We still noted some criticisms, largely it’s still a product theory, it doesn’t have an independent account of foolishness and a processing theory of how one becomes wise. In that sense it’s not picking up as well as it could the philosophical heritage given to us by people like Socrates and Plato and Aristotle and Marcus Aurelius and so on.
We then took a look at the theory of Sternberg, just an extremely pivotal figure in the cognitive science of wisdom. I pointed out his ideas about adopting, shaping, and selecting are clearly ideas about relevance realization; he invokes implicit processing, tacit knowledge you know in order to bring understanding in that intuitive grasping of the significance of information (I think that’s what he’s implying). We talked about how he involves a balancing of interests, and there’s the intrapersonal (how you’re connected to yourself), the interpersonal (how you’re connected to other people), and the extrapersonal (how you’re connected to the world). So that’s (at least implicitly) important connections to meaning in life in the way we’ve been talking about throughout this course. He invokes balance throughout, and I tried to make a good case that you should see that as optimization and directly relevant therefore to accounts of optimization of processing that we discussed with connection to relevance realization.

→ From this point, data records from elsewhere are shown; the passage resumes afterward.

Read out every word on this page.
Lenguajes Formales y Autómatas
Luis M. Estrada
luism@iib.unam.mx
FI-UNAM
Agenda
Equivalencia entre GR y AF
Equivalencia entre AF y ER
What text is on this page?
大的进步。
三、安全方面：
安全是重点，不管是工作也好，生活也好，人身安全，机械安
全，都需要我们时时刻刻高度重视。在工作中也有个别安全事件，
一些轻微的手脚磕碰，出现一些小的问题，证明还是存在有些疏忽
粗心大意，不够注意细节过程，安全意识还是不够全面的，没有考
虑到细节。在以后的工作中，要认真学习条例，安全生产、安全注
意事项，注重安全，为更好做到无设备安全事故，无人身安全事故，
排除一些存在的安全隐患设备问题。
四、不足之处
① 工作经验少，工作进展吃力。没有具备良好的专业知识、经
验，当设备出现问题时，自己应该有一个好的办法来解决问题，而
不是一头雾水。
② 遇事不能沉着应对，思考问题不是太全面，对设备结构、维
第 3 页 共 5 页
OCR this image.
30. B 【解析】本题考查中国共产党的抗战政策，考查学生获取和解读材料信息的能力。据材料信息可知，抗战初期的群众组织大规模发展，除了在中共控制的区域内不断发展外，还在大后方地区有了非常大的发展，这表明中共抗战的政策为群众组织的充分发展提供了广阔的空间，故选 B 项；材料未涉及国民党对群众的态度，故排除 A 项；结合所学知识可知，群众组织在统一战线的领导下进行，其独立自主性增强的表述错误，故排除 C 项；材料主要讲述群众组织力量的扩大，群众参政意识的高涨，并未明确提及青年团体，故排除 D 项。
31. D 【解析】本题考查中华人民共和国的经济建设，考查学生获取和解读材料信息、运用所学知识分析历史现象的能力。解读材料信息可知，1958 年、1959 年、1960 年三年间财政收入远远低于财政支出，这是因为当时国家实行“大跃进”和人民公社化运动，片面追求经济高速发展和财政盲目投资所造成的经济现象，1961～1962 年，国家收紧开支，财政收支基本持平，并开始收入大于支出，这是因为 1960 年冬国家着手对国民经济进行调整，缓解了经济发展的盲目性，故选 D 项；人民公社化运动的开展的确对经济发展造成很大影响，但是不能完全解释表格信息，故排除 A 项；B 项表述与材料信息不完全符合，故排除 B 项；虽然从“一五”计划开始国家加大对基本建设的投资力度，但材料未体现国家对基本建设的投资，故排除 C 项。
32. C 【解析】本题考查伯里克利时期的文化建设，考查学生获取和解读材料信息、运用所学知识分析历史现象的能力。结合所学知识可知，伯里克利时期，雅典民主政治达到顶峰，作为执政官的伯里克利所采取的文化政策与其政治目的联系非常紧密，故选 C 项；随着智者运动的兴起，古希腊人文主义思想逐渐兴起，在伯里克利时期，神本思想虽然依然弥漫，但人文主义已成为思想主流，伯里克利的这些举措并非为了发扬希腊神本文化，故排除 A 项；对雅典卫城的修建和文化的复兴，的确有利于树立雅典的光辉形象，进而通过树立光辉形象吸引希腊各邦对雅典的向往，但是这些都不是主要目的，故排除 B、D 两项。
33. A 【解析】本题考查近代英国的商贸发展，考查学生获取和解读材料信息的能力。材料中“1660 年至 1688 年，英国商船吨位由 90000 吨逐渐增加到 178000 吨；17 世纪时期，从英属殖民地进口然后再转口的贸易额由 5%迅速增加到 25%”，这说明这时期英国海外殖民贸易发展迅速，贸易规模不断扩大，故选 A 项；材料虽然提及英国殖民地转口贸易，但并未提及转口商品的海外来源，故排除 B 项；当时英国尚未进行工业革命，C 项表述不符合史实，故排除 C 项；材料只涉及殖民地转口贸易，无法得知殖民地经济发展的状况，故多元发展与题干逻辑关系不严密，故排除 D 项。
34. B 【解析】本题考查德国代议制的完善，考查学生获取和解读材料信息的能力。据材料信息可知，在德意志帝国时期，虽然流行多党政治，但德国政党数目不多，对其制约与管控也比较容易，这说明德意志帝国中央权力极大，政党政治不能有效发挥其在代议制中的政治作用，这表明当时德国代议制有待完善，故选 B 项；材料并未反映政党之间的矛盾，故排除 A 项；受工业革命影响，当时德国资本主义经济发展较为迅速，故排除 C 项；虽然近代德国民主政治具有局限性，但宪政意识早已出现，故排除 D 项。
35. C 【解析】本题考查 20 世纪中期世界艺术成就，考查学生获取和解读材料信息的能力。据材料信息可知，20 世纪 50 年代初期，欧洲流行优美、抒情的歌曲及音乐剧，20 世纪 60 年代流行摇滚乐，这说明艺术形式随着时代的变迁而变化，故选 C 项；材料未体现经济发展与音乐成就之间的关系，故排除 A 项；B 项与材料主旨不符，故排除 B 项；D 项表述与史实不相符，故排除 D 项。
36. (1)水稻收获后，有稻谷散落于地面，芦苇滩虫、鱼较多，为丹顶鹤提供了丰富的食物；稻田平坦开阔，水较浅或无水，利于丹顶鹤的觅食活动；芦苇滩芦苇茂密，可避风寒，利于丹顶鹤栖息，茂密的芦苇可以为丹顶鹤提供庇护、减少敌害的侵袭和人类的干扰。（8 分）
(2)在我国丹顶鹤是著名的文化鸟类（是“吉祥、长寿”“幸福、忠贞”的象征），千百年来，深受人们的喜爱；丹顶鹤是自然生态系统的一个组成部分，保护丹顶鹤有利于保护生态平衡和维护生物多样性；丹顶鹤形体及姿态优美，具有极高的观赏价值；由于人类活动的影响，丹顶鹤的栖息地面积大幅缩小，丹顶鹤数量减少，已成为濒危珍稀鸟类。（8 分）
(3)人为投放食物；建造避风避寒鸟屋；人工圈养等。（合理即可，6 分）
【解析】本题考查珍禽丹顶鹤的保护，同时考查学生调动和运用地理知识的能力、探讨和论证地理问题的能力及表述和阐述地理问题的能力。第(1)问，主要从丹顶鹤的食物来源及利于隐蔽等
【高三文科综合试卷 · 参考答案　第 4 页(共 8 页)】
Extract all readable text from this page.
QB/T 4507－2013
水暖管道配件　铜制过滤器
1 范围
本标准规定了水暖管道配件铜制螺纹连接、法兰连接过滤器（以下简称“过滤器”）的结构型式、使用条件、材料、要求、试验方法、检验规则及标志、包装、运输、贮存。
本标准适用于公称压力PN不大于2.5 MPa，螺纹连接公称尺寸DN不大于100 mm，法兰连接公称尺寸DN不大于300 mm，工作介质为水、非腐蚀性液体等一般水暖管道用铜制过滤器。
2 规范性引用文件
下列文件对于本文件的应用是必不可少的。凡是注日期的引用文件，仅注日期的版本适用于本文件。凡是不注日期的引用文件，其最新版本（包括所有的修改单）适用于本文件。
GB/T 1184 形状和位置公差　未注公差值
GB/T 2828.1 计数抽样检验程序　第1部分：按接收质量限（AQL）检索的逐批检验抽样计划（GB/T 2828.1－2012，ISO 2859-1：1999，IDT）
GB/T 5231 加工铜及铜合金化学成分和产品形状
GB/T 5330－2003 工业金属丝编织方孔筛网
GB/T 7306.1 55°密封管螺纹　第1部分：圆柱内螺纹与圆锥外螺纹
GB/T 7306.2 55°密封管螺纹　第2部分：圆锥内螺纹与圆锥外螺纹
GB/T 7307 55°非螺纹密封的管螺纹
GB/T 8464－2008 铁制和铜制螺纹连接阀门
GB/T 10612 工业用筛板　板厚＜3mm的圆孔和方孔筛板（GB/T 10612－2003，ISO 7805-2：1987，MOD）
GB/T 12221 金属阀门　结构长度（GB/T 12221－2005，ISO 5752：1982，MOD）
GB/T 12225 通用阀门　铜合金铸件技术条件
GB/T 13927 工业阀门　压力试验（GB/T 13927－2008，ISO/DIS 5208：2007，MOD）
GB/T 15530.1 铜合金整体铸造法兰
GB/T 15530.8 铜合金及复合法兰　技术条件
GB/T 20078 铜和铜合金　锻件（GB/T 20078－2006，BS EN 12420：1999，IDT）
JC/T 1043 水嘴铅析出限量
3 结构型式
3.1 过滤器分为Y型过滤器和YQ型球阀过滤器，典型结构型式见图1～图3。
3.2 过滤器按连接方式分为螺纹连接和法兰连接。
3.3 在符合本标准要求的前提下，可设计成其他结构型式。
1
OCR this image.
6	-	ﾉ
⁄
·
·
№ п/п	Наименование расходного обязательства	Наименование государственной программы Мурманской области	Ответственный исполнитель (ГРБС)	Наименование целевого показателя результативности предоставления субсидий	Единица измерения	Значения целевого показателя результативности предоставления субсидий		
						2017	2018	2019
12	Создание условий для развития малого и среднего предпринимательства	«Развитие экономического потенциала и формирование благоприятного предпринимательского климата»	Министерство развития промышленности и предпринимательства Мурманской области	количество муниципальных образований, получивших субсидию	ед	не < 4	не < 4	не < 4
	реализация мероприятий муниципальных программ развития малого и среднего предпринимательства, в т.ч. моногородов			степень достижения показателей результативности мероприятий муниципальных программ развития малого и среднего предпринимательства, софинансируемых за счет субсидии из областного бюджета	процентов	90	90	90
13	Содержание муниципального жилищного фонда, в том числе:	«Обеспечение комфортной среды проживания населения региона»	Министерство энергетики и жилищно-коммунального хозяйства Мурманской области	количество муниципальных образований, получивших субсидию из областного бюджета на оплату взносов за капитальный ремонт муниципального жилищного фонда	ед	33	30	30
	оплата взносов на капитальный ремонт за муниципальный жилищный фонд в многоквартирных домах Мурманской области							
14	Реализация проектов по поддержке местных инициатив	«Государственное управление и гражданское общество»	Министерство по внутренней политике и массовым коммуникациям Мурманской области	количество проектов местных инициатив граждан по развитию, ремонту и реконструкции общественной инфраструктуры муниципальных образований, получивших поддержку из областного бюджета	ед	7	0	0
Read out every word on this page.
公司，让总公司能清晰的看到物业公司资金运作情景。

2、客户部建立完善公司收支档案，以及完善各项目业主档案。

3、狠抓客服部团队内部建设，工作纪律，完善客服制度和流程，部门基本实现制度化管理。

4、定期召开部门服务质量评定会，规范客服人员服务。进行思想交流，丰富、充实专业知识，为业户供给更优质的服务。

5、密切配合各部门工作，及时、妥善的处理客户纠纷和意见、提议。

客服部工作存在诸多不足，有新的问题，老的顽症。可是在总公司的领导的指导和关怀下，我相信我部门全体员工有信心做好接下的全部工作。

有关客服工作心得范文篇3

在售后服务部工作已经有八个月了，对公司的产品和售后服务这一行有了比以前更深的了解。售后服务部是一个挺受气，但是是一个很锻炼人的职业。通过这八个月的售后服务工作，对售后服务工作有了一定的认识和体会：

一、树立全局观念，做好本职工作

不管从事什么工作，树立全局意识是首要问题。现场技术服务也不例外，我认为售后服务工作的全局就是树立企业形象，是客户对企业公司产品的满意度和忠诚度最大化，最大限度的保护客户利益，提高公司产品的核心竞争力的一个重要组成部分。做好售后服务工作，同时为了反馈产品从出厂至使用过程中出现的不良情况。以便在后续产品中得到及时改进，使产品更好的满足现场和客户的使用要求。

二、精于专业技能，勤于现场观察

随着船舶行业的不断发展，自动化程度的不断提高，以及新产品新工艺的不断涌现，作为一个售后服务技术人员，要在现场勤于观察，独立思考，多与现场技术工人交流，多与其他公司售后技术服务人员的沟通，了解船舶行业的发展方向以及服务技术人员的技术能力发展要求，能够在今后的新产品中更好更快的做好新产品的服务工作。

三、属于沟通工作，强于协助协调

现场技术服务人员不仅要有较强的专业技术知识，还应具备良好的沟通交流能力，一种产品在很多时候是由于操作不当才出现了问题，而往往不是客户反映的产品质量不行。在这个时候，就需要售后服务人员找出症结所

There were some issues I had with Sternberg; the idea that all wise people, all of this machinery is directed towards the common good, that strikes me as anachronistic. I think a less contentious claim would be that it’s directed towards virtue and meaning in life for oneself and others in some unspecified way. There was also the invocation of values as affecting or constraining the whole process; again it was unclear to me what this is. There’s an ambiguity here, it could be the relatively trivial claim that the wise person is being regulated by normativity—you know, by considerations what’s true and good and beautiful—and that would be definitional (and therefore relatively trivial) because wisdom is a normative term or it could be that specific values are being invoked here, but if that’s the case they should be specifically stated and justified for why those ones are chosen, and explicitly explain how those specific values make an impact on specific aspects of the machinery. So that’s all sort of missing and needs to be addressed. It’s ultimately a product theory, not a process theory. Sternberg does have a theory of foolishness, but it’s not independently generated and it doesn’t really pick up on the centrality of seeing through illusion and into reality.